The ‘spirit of joy’ of this New Year can be a blessing of hope, of aspirations and of new intentions for changing toward our preferred future and who we hope to be. To take full advantage of this ‘celebrative spirit’ which currently inspires us, we need to co-create with and absorb this ‘spirit of joy’ into our New Year’s hopes and wishes for a finer year.
What I have learned over the years is that for me, truly inspiring intentions toward my vision of a more peaceful world, where all beings are healthy, happy, prosperous and at peace (thus justice and kindness are core values of our common humanity and determine our relationships with all of life) are the catalyzers for my change. Whether it’s through a spiritual word which focuses and empowers me, or a soul expressed intention which expands and informs my actions, these simple and yet powerful words carry me gently, cleanly and synchronistically beyond my familiarities toward the reality of my vision well lived.
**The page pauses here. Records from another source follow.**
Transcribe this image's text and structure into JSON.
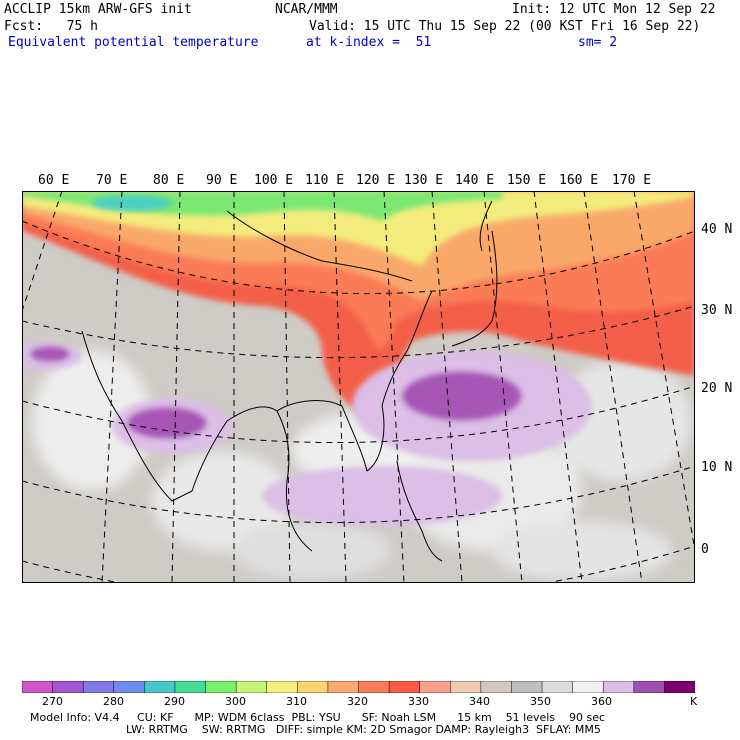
{
  "header": {
    "line1_left": "ACCLIP 15km ARW-GFS init",
    "line1_center": "NCAR/MMM",
    "line1_right": "Init: 12 UTC Mon 12 Sep 22",
    "line2_left": "Fcst:   75 h",
    "line2_right": "Valid: 15 UTC Thu 15 Sep 22 (00 KST Fri 16 Sep 22)",
    "line3_left": "Equivalent potential temperature",
    "line3_center": "at k-index =  51",
    "line3_right": "sm= 2"
  },
  "map": {
    "lon_labels": [
      "60 E",
      "70 E",
      "80 E",
      "90 E",
      "100 E",
      "110 E",
      "120 E",
      "130 E",
      "140 E",
      "150 E",
      "160 E",
      "170 E"
    ],
    "lat_labels": [
      "40 N",
      "30 N",
      "20 N",
      "10 N",
      "0"
    ]
  },
  "colorbar": {
    "colors": [
      "#d255c8",
      "#a655d2",
      "#8278e6",
      "#6e8cf0",
      "#46c8c8",
      "#46dc96",
      "#78f06e",
      "#c8f578",
      "#f5f07d",
      "#fad26e",
      "#faaa6e",
      "#fa7d5a",
      "#fa5a46",
      "#faa08c",
      "#f0c8b4",
      "#d2c8c0",
      "#bebebe",
      "#dcdcdc",
      "#f0f0f0",
      "#dcbee6",
      "#a050b4",
      "#7d006e"
    ],
    "labels": [
      "270",
      "280",
      "290",
      "300",
      "310",
      "320",
      "330",
      "340",
      "350",
      "360"
    ],
    "unit": "K"
  },
  "footer": {
    "line1": "Model Info: V4.4     CU: KF      MP: WDM 6class  PBL: YSU      SF: Noah LSM      15 km    51 levels    90 sec",
    "line2": "LW: RRTMG    SW: RRTMG   DIFF: simple KM: 2D Smagor DAMP: Rayleigh3  SFLAY: MM5"
  }
}
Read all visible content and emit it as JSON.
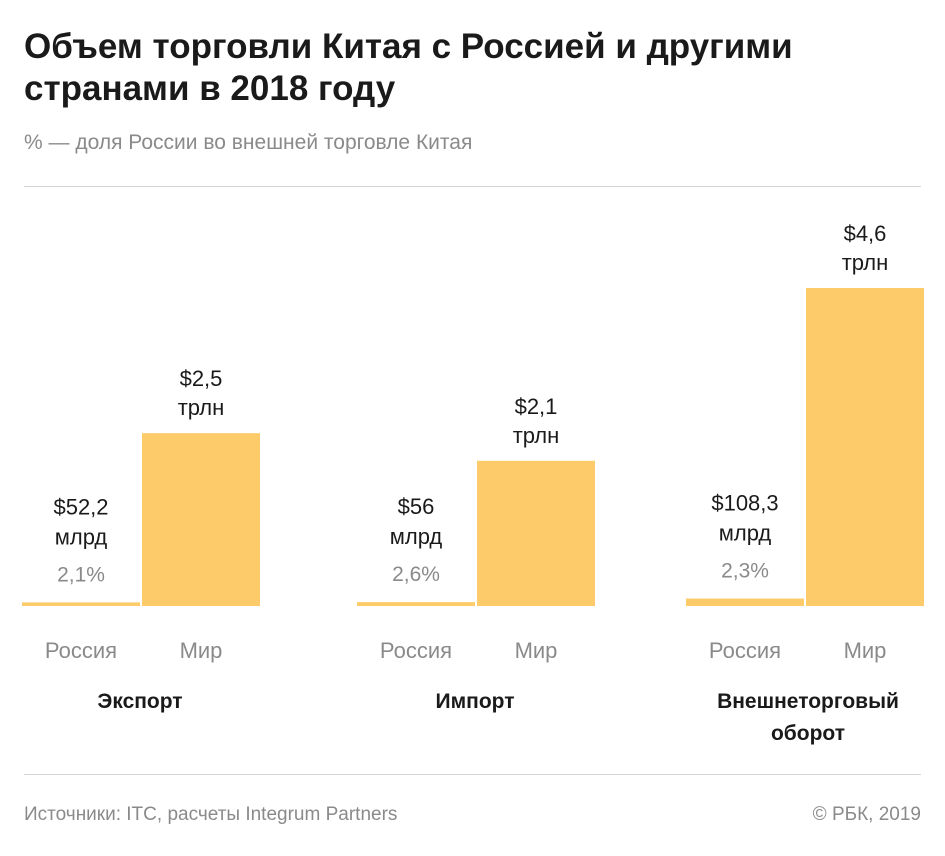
{
  "title": "Объем торговли Китая с Россией и другими странами в 2018 году",
  "subtitle": "% — доля России во внешней торговле Китая",
  "source": "Источники: ITC, расчеты Integrum Partners",
  "credit": "© РБК, 2019",
  "colors": {
    "bar": "#fdcb6a",
    "text": "#1a1a1a",
    "muted": "#8a8a8a"
  },
  "chart_data": {
    "type": "bar",
    "unit": "млрд $",
    "groups": [
      {
        "name": "Экспорт",
        "bars": [
          {
            "category": "Россия",
            "value": 52.2,
            "label": [
              "$52,2",
              "млрд"
            ],
            "share": "2,1%"
          },
          {
            "category": "Мир",
            "value": 2500,
            "label": [
              "$2,5",
              "трлн"
            ]
          }
        ]
      },
      {
        "name": "Импорт",
        "bars": [
          {
            "category": "Россия",
            "value": 56,
            "label": [
              "$56",
              "млрд"
            ],
            "share": "2,6%"
          },
          {
            "category": "Мир",
            "value": 2100,
            "label": [
              "$2,1",
              "трлн"
            ]
          }
        ]
      },
      {
        "name": "Внешнеторговый оборот",
        "bars": [
          {
            "category": "Россия",
            "value": 108.3,
            "label": [
              "$108,3",
              "млрд"
            ],
            "share": "2,3%"
          },
          {
            "category": "Мир",
            "value": 4600,
            "label": [
              "$4,6",
              "трлн"
            ]
          }
        ]
      }
    ]
  }
}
Happy New Year to all young and old and those in between. To those who stand tall and to those who crawl on the ground. To those who fly and to those who swim. To those who sing and to those who howl. To those who bloom and bear fruit and to those who mushroom and grow in groves. To those who trickle and wind, and to those who ebb and flow. To those who shine and radiate and to those who cause darkness through cycles, I wish you a year of joyous happiness, healing hearts and bodies, and the essence of abundance that is sufficient, generous and sustainable for all. Blessed be.